The door opened. Marcellino and Lucia strode in, taking over the space as they always did. Lucia stepped towards Giovanna and greeted her like her second mother. Then she swished over to Alba and gave a dutiful kiss on each cheek, almost touching the skin.
‘Nearly ready, Ma?’ Marcellino harangued his mother.
Lucia gave him a playful tap on his belly.
‘What?’ he guffawed. ‘A boy’s hungry!’
‘Not a boy for long,’ Lucia purred, her blue eyes flashing with something Alba struggled to identify. She did look different today, but it was hard to pinpoint why. She sashayed across the tiles with her usual perky sway, her jet-black hair lustrous even in the dim light of the shady room.
Giovanna yelled for Alba and handed her the pasta pot. The family took their seats. Bruno stepped in just as the first bowl was filled.
‘Buon appetito!’ he called, his walk a playful swagger.
‘Get changed, amore, si?’ Giovanna insisted. Bruno stopped and grinned at his daughter-in-law. ‘Don’t get any ideas now, Lucia? You see how old married men are? Do what their little wives say at all times, si? Watch out, Marcellino, it’s the beginning of the end.’
Alba thought her father sounded a little drunk. It wouldn’t be unusual for him to have an aperitivo at the bar with his cronies after the morning at the officina, or to drum up more business over a Campari and soda or two, but there was more sway than usual about him that afternoon. Only when he turned for upstairs did Alba spy a fleck of lipstick on his collar. The clang of the metal serving fork upon the bowls as her mother tipped another portion of the pasta brought her back into the room. She watched the steam ribbon off the strands, fragrant with anchovy, garlic, chilli, and fresh tomatoes.

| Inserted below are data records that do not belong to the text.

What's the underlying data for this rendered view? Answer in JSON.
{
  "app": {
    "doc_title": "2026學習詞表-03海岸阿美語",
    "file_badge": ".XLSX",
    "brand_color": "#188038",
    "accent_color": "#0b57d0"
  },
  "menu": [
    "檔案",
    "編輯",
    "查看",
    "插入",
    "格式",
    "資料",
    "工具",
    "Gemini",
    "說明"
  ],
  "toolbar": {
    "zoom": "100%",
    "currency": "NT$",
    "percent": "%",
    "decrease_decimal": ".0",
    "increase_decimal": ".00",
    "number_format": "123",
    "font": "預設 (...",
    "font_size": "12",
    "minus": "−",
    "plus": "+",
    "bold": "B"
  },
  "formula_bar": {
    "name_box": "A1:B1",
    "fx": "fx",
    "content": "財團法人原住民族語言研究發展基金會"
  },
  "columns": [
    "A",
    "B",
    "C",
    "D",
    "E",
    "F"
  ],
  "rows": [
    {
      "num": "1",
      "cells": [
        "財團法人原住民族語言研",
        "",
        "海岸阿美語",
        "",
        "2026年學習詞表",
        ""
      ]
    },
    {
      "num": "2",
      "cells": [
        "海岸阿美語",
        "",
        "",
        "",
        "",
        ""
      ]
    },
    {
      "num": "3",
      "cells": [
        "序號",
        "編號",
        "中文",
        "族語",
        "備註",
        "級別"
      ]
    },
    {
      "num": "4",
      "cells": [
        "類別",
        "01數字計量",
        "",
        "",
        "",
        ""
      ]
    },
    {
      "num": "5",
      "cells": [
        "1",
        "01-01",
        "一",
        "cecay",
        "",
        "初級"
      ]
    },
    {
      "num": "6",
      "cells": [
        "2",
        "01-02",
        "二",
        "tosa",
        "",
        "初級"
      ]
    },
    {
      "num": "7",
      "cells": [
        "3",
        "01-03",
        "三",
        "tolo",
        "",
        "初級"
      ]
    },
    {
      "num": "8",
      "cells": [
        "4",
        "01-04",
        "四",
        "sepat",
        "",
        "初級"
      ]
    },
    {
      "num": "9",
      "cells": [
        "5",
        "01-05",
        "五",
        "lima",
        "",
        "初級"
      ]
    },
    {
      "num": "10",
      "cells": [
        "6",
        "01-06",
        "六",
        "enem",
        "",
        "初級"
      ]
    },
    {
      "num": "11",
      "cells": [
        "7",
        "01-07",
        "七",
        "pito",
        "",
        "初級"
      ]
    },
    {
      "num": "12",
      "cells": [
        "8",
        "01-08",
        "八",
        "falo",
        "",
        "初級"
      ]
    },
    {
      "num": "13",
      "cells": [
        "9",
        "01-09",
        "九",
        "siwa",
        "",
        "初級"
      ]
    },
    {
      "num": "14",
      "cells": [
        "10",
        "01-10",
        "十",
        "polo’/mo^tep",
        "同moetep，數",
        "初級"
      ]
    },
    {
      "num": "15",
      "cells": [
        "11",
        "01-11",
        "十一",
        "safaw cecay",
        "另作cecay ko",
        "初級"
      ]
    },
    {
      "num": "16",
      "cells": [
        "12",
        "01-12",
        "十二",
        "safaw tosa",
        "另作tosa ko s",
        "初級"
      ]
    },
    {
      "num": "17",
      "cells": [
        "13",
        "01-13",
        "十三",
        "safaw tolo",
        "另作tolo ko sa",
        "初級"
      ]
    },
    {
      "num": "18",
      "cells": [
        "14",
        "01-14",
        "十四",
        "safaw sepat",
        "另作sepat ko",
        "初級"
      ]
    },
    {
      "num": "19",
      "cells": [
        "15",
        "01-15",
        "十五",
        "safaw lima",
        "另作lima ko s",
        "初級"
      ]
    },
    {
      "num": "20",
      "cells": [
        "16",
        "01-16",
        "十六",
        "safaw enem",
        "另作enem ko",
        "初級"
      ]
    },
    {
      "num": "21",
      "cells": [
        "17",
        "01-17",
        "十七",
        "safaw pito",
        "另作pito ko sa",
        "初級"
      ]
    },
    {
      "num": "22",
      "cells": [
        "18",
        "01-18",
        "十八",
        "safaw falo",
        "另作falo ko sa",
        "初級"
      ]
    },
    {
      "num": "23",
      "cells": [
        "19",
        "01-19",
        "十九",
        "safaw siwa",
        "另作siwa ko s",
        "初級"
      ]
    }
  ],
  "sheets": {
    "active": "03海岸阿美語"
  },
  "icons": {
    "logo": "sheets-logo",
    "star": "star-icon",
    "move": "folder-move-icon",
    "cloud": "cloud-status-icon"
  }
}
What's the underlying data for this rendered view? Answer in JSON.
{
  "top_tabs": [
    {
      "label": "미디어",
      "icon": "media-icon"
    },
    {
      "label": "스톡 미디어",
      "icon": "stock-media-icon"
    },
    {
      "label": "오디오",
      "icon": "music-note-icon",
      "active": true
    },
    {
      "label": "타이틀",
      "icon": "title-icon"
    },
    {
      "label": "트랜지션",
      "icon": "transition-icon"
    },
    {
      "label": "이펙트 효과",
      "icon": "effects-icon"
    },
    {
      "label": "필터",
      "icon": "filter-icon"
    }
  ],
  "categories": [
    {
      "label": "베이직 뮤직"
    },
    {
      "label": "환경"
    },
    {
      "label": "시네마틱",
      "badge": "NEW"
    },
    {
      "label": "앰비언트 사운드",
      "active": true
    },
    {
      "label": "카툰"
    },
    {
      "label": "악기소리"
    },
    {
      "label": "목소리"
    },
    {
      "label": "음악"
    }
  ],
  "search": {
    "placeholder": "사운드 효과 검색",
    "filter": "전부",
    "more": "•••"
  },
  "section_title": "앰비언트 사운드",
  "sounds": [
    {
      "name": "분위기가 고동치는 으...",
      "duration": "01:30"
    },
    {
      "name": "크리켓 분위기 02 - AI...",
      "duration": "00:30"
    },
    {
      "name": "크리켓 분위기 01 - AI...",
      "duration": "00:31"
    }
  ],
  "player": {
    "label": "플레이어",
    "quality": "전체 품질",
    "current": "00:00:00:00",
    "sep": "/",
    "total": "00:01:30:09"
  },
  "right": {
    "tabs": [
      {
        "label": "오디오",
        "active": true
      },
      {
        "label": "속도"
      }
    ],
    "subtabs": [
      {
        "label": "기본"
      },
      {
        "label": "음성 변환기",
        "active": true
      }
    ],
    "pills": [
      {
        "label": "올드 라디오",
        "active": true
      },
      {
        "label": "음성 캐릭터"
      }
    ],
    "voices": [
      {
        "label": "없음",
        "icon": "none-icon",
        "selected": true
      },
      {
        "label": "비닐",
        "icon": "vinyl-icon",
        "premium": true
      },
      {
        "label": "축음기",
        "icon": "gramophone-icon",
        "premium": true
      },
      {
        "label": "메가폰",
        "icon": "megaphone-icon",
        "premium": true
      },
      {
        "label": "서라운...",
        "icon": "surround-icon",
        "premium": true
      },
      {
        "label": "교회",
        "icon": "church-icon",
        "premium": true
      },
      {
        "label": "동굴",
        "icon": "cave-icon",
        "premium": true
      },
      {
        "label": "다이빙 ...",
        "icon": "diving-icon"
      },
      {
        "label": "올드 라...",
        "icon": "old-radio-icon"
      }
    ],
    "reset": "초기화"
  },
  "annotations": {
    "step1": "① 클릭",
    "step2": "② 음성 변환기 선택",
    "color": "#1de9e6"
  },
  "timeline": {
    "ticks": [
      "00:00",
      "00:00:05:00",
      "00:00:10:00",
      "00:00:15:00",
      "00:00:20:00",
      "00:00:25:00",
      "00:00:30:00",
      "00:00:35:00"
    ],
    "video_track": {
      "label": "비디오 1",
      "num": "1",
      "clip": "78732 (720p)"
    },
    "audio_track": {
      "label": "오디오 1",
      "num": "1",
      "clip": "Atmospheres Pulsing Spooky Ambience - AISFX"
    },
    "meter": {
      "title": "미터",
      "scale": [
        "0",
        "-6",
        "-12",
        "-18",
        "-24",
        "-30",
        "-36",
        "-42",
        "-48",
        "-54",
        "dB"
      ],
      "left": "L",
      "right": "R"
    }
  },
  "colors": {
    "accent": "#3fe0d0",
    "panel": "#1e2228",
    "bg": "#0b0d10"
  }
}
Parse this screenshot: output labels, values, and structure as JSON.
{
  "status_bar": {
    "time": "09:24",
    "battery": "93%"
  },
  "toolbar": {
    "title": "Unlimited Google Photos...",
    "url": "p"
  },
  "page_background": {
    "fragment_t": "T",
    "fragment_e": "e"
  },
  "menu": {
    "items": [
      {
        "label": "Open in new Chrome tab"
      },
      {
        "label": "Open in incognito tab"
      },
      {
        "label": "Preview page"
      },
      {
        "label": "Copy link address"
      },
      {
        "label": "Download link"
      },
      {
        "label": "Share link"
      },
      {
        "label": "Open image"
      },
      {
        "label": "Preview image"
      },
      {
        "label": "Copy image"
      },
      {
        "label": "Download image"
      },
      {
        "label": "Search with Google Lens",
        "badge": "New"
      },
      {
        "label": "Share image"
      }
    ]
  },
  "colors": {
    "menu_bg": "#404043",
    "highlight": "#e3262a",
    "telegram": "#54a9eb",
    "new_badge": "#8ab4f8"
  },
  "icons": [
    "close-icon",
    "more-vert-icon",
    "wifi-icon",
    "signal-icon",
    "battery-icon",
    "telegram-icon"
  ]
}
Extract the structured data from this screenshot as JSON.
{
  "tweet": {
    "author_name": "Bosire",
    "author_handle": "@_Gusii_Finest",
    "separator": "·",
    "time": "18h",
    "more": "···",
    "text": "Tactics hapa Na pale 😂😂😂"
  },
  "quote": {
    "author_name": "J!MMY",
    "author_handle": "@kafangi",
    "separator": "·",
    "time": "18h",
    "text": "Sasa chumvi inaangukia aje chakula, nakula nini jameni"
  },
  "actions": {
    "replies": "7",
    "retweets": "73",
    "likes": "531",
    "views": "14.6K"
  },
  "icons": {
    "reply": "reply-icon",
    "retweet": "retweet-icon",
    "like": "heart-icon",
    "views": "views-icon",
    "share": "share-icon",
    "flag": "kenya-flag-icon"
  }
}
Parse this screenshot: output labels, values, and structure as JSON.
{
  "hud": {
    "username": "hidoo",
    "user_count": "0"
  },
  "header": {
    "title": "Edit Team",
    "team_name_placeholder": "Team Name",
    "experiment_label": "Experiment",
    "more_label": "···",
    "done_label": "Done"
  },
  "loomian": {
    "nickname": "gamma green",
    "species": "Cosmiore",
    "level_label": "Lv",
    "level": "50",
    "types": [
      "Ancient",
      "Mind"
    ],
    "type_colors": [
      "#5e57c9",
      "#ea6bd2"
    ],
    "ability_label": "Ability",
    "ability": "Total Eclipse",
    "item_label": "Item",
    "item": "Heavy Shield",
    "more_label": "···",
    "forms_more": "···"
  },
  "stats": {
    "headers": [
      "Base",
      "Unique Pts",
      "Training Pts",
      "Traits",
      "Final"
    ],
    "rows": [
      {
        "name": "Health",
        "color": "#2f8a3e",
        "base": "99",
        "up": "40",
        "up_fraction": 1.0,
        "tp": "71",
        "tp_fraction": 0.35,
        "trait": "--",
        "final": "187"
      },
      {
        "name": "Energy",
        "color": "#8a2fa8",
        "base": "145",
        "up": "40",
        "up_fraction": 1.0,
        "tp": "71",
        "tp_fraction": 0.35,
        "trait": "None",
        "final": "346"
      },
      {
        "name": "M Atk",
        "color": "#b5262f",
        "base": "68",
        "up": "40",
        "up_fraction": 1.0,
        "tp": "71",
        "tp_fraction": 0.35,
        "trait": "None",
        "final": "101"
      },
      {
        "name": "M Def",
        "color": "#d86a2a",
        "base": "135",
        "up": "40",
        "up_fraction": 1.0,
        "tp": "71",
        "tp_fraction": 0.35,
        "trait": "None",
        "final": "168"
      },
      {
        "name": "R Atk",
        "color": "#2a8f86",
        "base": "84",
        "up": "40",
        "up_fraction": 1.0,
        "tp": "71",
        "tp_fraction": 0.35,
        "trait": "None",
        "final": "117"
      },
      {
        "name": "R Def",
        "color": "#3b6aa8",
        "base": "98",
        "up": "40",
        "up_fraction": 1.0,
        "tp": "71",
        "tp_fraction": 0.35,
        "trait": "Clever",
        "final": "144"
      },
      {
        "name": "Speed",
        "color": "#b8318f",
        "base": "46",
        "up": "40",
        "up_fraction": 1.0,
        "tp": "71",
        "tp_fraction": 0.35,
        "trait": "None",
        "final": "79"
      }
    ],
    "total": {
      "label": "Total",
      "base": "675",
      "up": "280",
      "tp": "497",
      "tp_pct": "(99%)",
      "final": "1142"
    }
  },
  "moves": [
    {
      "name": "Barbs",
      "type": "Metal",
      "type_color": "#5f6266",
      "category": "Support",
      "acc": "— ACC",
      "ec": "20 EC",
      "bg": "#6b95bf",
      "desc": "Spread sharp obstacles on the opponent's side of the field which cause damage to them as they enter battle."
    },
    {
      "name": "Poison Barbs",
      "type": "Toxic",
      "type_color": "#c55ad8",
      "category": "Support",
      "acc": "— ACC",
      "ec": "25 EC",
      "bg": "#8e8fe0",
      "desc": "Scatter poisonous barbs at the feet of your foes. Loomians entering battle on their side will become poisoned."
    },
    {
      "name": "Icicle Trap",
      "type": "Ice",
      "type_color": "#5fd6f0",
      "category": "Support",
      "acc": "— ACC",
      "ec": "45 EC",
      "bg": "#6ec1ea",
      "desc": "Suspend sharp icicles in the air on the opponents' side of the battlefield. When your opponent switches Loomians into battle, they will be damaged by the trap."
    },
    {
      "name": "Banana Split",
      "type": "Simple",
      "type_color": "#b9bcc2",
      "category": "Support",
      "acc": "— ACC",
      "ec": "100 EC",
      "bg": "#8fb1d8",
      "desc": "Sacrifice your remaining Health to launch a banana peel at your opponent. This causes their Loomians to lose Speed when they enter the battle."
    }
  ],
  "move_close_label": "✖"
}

Just before the figs were brought out at the end of the meal, Lucia asked for everyone’s attention and announced she was pregnant. Alba’s father needed no excuse to crack open a bottle of moscato and the sweet wine frothed six glasses like it was Christmas. When Lucia was asked her due date, she shied around a direct answer. It wasn’t until Alba brought out the coffee that she understood Lucia’s pregnancy was almost five months along. Women on the cusp of marriage were granted different rules, it seemed.
When everyone left, the house dipped into a sleepy quiet. Bruno snored upstairs. Salvatore lay on the couch. Only the percussive sloppy grating of Giovanna washing at the tub outside cut through the stillness. Alba stepped outside into the narrow courtyard garden. Above, a canopy of wisteria wept purple blooms. Giovanna plunged a shirt into the sudsy cement tub, then lifted it and began attacking it along the ridges of the washboard, which lifted out at an angle. Her mother’s knuckles were red.
‘When are you going to tell Babbo?’ Alba asked, before realizing that it was her father’s shirt Giovanna was waging war on.
Her mother looked up at her, eyes bloodshot from dried tears.
‘Leave me now. I’ve had quite the morning, don’t you think? Sending me up there to be shamed by my daughter who has become a charity case? Have you any idea how I felt? I told you loud and clear what I thought about imposing on that kind woman. After everything she did for me when we were struggling? All those years when she would give me extra cleaning work to help us? Meanwhile you start pretending to run errands for her when all you’ve been doing is plonking that instrument. And now you stand here, silent as a cave, telling me to tell your father. You’ve got another think coming.’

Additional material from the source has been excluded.